Less than two years later, our son Miles arrived. Sweet and thoughtful, he was a natural addition to the growing Rosenthal clan. Justin was instantly fascinated with his little brother, and in no time at all, the two of them became inseparable. They were more like big cat cubs, and they literally would have preferred to be. They were rough and funny and loud, with a few inevitable injuries here and there, but from the very beginning they were so close that this union of “the boys,” as they became known, was solidified.

Miles has always been a combination of jock and philosopher. He stormed out of the womb a lithe, athletic boy, constantly running, jumping, and climbing the walls. He spent much of his childhood as Spider-Man, clinging to the highest point of every doorframe in the house. At the same time, he was a deep thinker who later became an avid reader.

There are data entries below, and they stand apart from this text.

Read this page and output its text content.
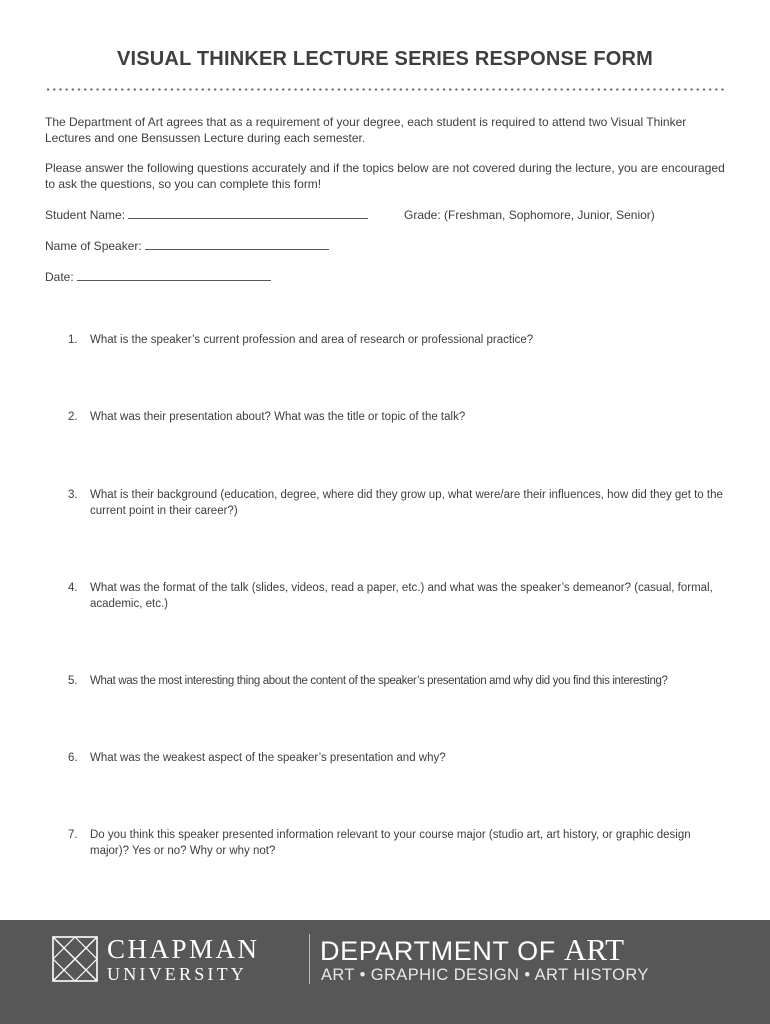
VISUAL THINKER LECTURE SERIES RESPONSE FORM
The Department of Art agrees that as a requirement of your degree, each student is required to attend two Visual Thinker Lectures and one Bensussen Lecture during each semester.
Please answer the following questions accurately and if the topics below are not covered during the lecture, you are encouraged to ask the questions, so you can complete this form!
Student Name:	Grade: (Freshman, Sophomore, Junior, Senior)
Name of Speaker:
Date:
1. What is the speaker’s current profession and area of research or professional practice?
2. What was their presentation about? What was the title or topic of the talk?
3. What is their background (education, degree, where did they grow up, what were/are their influences, how did they get to the current point in their career?)
4. What was the format of the talk (slides, videos, read a paper, etc.) and what was the speaker’s demeanor? (casual, formal, academic, etc.)
5. What was the most interesting thing about the content of the speaker’s presentation amd why did you find this interesting?
6. What was the weakest aspect of the speaker’s presentation and why?
7. Do you think this speaker presented information relevant to your course major (studio art, art history, or graphic design major)? Yes or no? Why or why not?
CHAPMAN
UNIVERSITY
DEPARTMENT OF ART
ART • GRAPHIC DESIGN • ART HISTORY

He was nine years old when he said, “I’m always thinking about something. And if I’m not thinking, then I’m writing words in my mind in cursive. Like I just wrote the word ‘door.’”

He was also a talker, with a wild imagination. Want to hear what he dreamed last night? Get yourself some coffee and strap in—this is going to take a while. Miles was as endlessly entertaining as his brother, and Amy and I loved nothing more in this world than the daily wonder of getting to know our two precious sons.

When Amy got pregnant with our third child, we knew it would be another boy. I mean, we obviously made boys, so what else could it possibly be? The answer, of course, to our surprise and joy: a gorgeous blue-eyed baby girl, who emerged from the womb with a full head of dark hair. For reasons you already know from reading about the night I proposed to Amy, we named her Paris.

Paris had an immediate, profound connection to her mom, almost as if they’d known each other in a past life and were just thrilled to be reunited in this one. She was still very little when she told Amy one day, “I always get confused in the morning because you’re always in my dreams, so I think you already know them.”

As a tiny person, she was empathetic, which is a quality that has never left her. She was four years old when the horrifying tragedy of September 11, 2001, stunned us all. Paris took it upon herself to color American flags to sell so that she could donate the money to the victims’ families. She was born with a soul-deep sense of family that’s still reflected in the life she lives today, and she inherited her mother’s uncanny flair for translating a list-making compulsion into a solid career as an author. (Her first lists, from the moment she was able to write, were simply the names of all our family members, including a whole lot of cousins, to whom our three kids have always been close.)

Of course, with three kids you would think that the entry from our marriage goals list that read Record our kids’ voices every year would have been no sweat. Full disclosure: we failed miserably. I did manage to capture Justin’s tiny voice as he navigated a golf cart on one of our family vacations. I recorded Miles, age four, reciting a story he’d somehow memorized from the tapes we played on trips in our minivan. And seven-year-old Paris was preserved by Amy in a home movie, giggling and being super silly after drawing eyes on her chin so that she still had a right-side-up face when she was upside down. But “every year” slipped through the cracks. I wish it hadn’t.

There were other failures on that list as well. When it came to Annual Portraits—“unadorned face” . . . what a fabulous idea. You should do it! (Never happened.) In our defense, we did take “couch pictures” almost every year, kind of a spontaneous, come-as-you-are impulse. We’d plop down on the family room couch and take a picture in whatever we were wearing, funky hair and all, from the time the kids were tiny blobs until they’d sprouted up to be quite a bit taller than their mommy. Not exactly the annual portraits we might have had in mind on our honeymoon when we made the original list of goals, but definitely the style of the family we’d become.

I’m proud to say, though, that there were several other entries on that list at which we absolutely excelled, which became both more challenging and more important after kids.